FIG. 1 is a diagram showing the principle of the present invention. FIG. 2 is a block diagram showing the configuration of a frequency conversion circuit according to an embodiment of the present invention. FIG. 3 is a block diagram showing the configuration of an example subscriber system. FIG. 1 is a block diagram showing the configuration of a conventional frequency conversion circuit. In the figure, 220 indicates a disconnection detection section, and 280 indicates a switching section. I32,<;

Claims (1)

[Claims] A phase-locked loop (250) that matches the phase of an input signal with a constant frequency and outputs a signal of a predetermined frequency, and a phase-locked loop (250) that branches the input signal to the phase-locked loop (250). In addition, a first frequency divider circuit (
260), and a second frequency dividing circuit (260) that inputs and resets the output of the first frequency divider circuit (260), branches and adds the output of the phase-locked loop (250), and outputs a signal of a predetermined frequency.
In a frequency conversion circuit using a phase-locked loop having a frequency dividing circuit (270), when the input signal to the phase-locked loop (250) is normal, the input signal is transmitted to the phase-locked loop (250) and the first In addition to the frequency dividing circuit (260), when the input signal is disconnected, a disconnection detection section (220) that detects disconnection of the input signal and outputs a disconnection detection signal to the switching section (280); When the input signal to the phase-locked loop (250) is normal, the input from the first frequency divider circuit (260) is input, and the input signal from the first frequency divider circuit (260) is input. At the time of disconnection, the second
a switching unit (280) that adds the input from the frequency dividing circuit (270) to the second frequency dividing circuit 270 and resets the second frequency dividing circuit (270), When the disconnection is restored normally, the switching unit (280)

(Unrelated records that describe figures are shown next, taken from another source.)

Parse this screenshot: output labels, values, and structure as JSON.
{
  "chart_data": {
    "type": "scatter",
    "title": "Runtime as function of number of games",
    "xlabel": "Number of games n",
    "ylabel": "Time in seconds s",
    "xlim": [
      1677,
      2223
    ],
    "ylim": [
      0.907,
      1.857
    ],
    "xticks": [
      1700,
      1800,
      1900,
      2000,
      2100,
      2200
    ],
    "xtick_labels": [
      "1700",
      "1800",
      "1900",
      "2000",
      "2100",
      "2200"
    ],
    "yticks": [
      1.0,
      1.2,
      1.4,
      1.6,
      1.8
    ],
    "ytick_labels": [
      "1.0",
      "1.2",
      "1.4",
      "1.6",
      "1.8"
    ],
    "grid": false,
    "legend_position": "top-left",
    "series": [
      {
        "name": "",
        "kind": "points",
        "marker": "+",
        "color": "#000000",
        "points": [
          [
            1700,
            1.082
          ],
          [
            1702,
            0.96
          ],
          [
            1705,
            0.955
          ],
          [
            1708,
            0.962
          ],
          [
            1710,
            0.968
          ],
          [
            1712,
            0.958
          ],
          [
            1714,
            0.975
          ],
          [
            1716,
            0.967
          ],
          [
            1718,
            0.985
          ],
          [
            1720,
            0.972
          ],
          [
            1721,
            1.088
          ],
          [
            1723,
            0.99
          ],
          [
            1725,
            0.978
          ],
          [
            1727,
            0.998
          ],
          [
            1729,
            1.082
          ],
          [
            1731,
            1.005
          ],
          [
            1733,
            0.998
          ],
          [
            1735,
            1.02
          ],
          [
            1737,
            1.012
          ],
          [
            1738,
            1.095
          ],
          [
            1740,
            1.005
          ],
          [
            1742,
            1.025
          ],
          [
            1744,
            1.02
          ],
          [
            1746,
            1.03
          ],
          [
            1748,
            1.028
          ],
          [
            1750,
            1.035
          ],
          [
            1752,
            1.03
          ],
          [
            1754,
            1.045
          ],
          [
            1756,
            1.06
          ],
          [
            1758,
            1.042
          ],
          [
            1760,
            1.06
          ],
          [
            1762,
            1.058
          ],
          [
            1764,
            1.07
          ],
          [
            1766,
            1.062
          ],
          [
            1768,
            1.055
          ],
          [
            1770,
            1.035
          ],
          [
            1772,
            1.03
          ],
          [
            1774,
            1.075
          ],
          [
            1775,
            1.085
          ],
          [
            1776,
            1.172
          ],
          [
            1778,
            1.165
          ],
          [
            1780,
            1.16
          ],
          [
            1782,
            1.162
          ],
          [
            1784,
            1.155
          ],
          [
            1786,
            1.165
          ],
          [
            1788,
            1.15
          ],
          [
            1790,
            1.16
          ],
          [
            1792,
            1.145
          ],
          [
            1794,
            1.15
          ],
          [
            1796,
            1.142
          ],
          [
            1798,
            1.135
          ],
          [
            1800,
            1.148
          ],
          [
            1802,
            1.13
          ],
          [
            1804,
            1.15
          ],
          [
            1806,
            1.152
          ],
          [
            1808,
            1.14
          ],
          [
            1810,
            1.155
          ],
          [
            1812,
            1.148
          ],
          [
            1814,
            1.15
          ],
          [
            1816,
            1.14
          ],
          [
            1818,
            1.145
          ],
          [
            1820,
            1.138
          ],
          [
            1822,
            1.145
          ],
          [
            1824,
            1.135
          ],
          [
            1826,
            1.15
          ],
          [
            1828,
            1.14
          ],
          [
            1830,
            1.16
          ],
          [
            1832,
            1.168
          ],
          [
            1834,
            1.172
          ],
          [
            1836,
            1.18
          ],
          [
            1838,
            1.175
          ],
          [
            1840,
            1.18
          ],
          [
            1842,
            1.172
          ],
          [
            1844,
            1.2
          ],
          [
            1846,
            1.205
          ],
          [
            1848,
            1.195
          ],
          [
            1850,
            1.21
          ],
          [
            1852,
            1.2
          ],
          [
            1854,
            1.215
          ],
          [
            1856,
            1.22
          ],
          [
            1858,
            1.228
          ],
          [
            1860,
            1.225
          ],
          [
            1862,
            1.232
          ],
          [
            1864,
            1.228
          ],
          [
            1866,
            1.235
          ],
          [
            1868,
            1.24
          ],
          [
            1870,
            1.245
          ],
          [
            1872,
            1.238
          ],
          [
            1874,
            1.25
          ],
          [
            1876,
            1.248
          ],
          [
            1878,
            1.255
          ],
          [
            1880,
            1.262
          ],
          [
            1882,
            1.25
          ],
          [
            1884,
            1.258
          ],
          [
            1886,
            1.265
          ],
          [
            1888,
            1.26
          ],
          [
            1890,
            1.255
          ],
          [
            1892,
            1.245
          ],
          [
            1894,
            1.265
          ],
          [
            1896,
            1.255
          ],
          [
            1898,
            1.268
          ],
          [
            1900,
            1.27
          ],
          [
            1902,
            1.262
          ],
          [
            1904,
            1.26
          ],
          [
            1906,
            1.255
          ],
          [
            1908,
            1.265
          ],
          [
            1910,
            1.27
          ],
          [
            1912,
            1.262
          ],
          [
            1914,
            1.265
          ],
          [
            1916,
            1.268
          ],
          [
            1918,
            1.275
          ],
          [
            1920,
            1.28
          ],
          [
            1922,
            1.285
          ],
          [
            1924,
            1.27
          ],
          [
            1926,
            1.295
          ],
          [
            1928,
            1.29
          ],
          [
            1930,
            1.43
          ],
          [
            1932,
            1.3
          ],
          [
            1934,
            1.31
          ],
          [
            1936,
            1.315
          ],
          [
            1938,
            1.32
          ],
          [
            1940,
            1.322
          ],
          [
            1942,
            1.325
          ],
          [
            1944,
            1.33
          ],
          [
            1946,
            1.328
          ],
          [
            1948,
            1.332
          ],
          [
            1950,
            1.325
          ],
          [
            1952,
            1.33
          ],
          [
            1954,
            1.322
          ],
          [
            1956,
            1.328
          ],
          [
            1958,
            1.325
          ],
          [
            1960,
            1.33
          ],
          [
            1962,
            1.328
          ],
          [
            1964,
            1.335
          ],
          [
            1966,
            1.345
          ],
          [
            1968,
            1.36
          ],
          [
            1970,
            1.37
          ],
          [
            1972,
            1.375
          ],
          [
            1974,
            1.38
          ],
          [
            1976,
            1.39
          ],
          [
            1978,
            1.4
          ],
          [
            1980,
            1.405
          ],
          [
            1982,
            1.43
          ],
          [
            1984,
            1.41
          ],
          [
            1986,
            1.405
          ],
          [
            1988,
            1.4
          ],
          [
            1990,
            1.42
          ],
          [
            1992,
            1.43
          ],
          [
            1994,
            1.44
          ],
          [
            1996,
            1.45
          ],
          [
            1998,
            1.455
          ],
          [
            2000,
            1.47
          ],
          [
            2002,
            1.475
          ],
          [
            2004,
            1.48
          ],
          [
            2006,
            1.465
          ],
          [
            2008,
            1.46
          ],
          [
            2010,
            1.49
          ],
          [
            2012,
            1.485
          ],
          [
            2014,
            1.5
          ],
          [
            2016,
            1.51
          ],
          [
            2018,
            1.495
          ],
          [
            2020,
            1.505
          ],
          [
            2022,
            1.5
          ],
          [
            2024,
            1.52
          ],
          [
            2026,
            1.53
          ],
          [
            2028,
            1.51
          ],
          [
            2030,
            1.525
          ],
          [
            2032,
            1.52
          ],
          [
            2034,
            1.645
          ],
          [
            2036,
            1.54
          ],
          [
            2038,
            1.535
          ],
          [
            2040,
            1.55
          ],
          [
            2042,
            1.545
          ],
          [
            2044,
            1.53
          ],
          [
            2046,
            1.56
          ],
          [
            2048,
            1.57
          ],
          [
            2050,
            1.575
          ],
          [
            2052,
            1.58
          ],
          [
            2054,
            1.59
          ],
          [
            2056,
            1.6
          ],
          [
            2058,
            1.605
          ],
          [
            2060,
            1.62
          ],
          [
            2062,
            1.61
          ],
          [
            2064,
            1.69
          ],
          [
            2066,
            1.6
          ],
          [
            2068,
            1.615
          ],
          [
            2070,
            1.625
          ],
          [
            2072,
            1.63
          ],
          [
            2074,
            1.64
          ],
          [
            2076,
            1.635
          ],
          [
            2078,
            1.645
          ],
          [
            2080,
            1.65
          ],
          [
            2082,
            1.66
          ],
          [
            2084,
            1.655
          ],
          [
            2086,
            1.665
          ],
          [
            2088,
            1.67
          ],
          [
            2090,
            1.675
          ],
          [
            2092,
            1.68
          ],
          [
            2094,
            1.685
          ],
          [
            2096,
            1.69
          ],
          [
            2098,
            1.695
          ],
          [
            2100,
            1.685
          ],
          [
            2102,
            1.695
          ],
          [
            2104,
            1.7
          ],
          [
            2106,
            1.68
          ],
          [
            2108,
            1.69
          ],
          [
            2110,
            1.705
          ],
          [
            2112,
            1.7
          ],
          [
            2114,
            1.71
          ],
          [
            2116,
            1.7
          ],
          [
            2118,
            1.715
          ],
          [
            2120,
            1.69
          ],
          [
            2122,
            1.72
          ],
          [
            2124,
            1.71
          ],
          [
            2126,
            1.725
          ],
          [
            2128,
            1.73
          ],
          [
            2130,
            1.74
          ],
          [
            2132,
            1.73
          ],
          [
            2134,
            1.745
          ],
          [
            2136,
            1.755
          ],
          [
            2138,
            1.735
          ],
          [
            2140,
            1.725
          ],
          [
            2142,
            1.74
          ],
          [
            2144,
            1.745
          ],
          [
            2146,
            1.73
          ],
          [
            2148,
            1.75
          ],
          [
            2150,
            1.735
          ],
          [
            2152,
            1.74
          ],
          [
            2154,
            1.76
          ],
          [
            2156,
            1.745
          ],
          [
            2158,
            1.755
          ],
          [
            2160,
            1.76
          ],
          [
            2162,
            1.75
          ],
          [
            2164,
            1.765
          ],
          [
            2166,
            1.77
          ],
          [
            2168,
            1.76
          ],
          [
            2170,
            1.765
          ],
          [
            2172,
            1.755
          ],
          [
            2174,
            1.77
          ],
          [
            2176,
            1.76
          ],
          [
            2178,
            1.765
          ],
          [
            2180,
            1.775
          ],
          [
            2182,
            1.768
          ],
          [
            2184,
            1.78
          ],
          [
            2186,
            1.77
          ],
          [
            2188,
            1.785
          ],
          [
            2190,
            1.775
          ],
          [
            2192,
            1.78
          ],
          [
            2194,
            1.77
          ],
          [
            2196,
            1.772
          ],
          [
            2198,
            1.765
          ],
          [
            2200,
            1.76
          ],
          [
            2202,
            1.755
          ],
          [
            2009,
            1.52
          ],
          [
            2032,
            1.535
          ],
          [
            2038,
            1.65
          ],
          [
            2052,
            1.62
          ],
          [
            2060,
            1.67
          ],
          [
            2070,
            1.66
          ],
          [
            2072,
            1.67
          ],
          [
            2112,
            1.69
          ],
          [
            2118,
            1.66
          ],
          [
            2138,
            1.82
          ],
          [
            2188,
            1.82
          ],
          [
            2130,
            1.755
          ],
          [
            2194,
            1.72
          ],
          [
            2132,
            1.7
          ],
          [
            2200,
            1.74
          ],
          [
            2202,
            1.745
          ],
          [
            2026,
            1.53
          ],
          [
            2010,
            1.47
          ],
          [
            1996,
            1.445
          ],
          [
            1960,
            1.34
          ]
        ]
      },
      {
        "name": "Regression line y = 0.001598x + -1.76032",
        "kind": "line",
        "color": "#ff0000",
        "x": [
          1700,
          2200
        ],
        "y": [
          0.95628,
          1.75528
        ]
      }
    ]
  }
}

The first frequency divider circuit (260) is reset by the output of the first frequency divider circuit (260), and the output of the first frequency divider circuit (260) is switched to the switching unit (
A frequency conversion circuit using a phase locked loop, characterized in that the second frequency dividing circuit (270) is reset in addition to the second frequency dividing circuit (270) via the second frequency dividing circuit (280).